The U.S. Department of Labor reported an increase in continuing jobless claims to a three-year high, indicating a longer duration for unemployment among workers. However, initial claims showed a slight decrease, offering a mixed picture of the labor market. Federal Reserve Chair Jerome Powell emphasized last week that the job market is cooling without raising immediate concerns, leaving the central bank cautious about the pace of rate cuts in 2025. Lower interest rates typically favor gold, which does not yield interest, but Powell's restrained outlook has tempered expectations of a rapid monetary easing cycle.

Gold has seen a robust 27% rise in 2024, reaching record highs fueled by U.S. monetary easing, haven demand, and aggressive buying by central banks. However, the rally has lost momentum in recent weeks, weighed down by a stronger U.S. dollar and elevated Treasury yields. The Bloomberg Dollar Spot Index remained steady, while the benchmark U.S. 10-year yield hovered near its highest level since May.

Bob Haberkorn, senior market strategist at RJO Futures, attributed the decline to "higher Treasury yields" and the thin trading volume typical of the holiday season. He noted, "Gold will remain under pressure through the end of today as markets consolidate gains from earlier this year."

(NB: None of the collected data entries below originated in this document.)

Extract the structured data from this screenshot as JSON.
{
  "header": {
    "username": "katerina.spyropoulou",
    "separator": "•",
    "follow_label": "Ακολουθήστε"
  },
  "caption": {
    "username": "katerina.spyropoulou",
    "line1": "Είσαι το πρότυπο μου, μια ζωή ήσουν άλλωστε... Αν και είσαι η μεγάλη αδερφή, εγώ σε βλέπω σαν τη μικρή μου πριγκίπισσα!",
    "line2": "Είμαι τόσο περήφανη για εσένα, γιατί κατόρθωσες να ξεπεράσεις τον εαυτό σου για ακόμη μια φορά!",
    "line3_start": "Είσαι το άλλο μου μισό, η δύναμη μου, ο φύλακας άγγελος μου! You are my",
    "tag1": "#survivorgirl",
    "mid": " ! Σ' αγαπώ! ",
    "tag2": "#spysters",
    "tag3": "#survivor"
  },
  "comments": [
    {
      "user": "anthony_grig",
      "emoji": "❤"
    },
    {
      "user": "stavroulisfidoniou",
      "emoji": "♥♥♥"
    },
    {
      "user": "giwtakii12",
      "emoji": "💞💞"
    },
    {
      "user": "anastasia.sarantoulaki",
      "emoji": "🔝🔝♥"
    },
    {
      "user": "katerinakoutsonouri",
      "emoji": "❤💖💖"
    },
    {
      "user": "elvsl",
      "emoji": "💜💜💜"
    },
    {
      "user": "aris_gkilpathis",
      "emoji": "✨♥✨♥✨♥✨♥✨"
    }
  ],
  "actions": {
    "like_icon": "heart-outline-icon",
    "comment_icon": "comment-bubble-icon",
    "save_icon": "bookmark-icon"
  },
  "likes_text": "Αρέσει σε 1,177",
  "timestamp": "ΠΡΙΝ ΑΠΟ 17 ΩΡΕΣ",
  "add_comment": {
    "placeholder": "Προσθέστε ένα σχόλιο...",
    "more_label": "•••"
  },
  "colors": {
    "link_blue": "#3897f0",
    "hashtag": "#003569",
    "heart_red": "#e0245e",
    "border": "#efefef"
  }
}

The outlook for gold in 2025 remains optimistic, bolstered by geopolitical tensions, ongoing central bank acquisitions, and potential policy uncertainties linked to Trump's return to the White House. Trump's proposed tariffs and protectionist trade policies could ignite trade conflicts, adding to gold's appeal as a hedge against economic instability.

"Next year, with central-bank buying, I can see gold topping $3,000 at some point, probably by the summer," Haberkorn added. Analysts widely predict that heightened global tensions and economic unpredictability will continue to support gold prices, even as the Federal Reserve moderates its rate-cutting trajectory.

Gold hit an all-time high of $2,790.15 per ounce on October 31, driven by concerns over global tensions and the Federal Reserve's initial easing cycle. As central banks worldwide maintain their robust purchasing strategies, the metal's safe-haven status is expected to remain strong.

Other precious metals followed gold's downward trend. Spot silver fell 1.3% to $29.41 per ounce, platinum dropped 2.1% to $916.30, and palladium declined 1.2% to $913.71. Analysts noted that these metals are also influenced by geopolitical dynamics and the strength of the dollar, factors that could shift significantly in the coming months.